Onu dinleyip birkaç yudum daha almıştım. Gerçekten de bir süre sonra tadı oldukça güzelleşmişti. Kadehi bitirdikten sonra yere bırakmıştım. Başım şimdiden dönmeye başlamıştı bile.

Arkasına uzanıp aldığı şişeyle bardağımı bir kez daha doldurmuştu. " Ben artık içmeyeceğim yetti bu kadarı bana. " Uzanıp hızlıca öpmüş sonra da " Hadi ama beni yalnız mı bırakacaksın ? " demişti.

Bana uzattığı bardağı tereddütle aldıktan sonra bir kaç yudum daha içtim.  O bir şeyler anlatıp güldükçe ben de gülüyor ona eşlik ediyordum. Artık bardağı saymayı bırakmıştım. Bana uzattığı her
kadehi alıyor kahkahalar eşliğinde içiyordum.

Bir süre sonra kendimi iyice kaybetmiştim. Sürekli gülüyor saçma sapan şeyler söylüyordum. Beni kucağına doğru çekip sıkıca sarılınca bir kez daha gülmüştüm. " Carmen ? "

" Evet ? "

" Neden her gün aynı kolyeyi takıyorsun ?" Sorusu üzerine gülüp biraz geri çekilmiş ve yüzüne bakmıştım. " Çünkü benim için - benim için değerli çok değerli bir kolye." Bir yandan gülüyor bir yandan da konuşmaya çalışıyordum. O da benim gibi gülümseyip gözlerini boynumda olan kolyeye çevirmişti. " Bakmam için bana verebilir misin ? "

Sendeleyerek ayağa kalkıp biraz geri çekildim. Başımı hızlıca iki yana sallıyordum. " Olmaz Mel veremem. Vermem çünkü değerli benim, benim için çok değerli."

O da benim gibi ayağa kalkmış ve elini koluma koyarak okşamaya başlamıştı. " Yoksa bana güvenmiyor musun sevgilim ? "

Başımı yine iki yana salladım."Güveniyorum Mel gerçekten." Gülümseyip bana doğru bir adım daha attığında ben de gülümsemiştim.

" O zaman bana kısa süreliğine neden vermiyorsun ? Bakıp hızlıca vereceğim merak etme. Tabi eğer bana güvenmiyorsan vermek zorunda değilsin."Yüzündeki kırgınlığa sebep olduğum için kendime çok kızmıştım.

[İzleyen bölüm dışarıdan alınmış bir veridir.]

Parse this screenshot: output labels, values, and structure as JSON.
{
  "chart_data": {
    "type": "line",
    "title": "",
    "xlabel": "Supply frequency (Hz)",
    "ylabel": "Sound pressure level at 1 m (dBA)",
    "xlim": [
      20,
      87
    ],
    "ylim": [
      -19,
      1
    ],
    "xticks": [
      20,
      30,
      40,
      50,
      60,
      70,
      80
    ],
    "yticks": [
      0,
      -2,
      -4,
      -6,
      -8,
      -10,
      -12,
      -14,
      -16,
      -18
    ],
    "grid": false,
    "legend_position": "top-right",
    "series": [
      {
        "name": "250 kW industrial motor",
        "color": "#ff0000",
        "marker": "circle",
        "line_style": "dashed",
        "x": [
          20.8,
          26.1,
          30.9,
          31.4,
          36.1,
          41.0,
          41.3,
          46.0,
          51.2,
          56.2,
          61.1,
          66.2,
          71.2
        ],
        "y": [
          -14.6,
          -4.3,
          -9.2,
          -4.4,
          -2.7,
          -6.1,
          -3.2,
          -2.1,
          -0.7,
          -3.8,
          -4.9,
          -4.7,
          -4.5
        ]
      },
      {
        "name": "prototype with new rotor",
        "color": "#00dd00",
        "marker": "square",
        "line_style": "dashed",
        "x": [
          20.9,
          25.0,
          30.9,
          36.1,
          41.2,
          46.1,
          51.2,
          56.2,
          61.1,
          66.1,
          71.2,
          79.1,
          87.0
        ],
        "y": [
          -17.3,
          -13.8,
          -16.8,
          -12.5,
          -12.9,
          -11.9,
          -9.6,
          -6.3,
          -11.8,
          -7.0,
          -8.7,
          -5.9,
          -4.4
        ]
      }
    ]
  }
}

" Hayır hayır ! Güveniyorum Mel şimdi sana kanıtlayacağım. "

Elimi hızlıca boynuma götürmüş ve kolyeyi çıkarıp ona uzatarak " Al işte sana gü-güveniyorum," dedim.

O kolyeye doğru uzandığı anda arka taraftaki saksılardan çıkan iğne yapraklı uzun ve dikenli bitki tüm vücudunu hızlıca sarıp oraya doğru çekmişti.

Gözleri şaşkınlık ve öfkeyle irileşirken etrafında hızlıca bir hava bariyeri oluşturmuştum. Bitki onu daha da sıkı sararken acıyla inledi.

Kolyeyi titreyen ellerimle tekrar boynuma taktıktan sonra gözlerimi ona çevirmiştim. Artık eskisi gibi bakmıyordu. Gözlerindeki ışıltı kaybolmuş geriye öfke kalmıştı.

" Bana ne yaptın ?! "

Omuz silkip gülünce şaşırmıştım. Kesinlikle normal değildi. " Büyümün bu kadar çabuk bozulmasını beklemiyordum. Gerçi her o çocukla göz göze gelişinde biraz daha zayıflıyordu da bir şekilde hep güçlendirdim. Bahçede dizlerinin üstüne çöktüğün an bozulmaya en yakın andı. Ama tüm gücümle büyüyü sağlam tutmayı başardım.Gerçekten büyük ve güçlü bir aşkınız var bitecek olması çok üzücü."

O konuşurken nefes alamamaya başlamıştım. " Bu iğrenç bitkilerin neslinin tükendiğini sanıyordum. lendas dikenlisi  büyücülerin güçlerini engelleyen nadir bitkilerden biridir.
Kendinde olmamana rağmen farketmen ve saniyeler içinde oluşturabilmen hayret uyandırıcı karma. Gerçekten de söylenildiği kadar güçlüymüşsün. Gerçi dudaklarıma yapışırken pek de öyle görünmüyordun."

Gözlerim öfkeyle parlasa da daha önemli problemlerim vardı. Nefesim gitgide kesiliyordu ve burnumdan akmaya başlayan kan da pek yardımcı olmuyordu.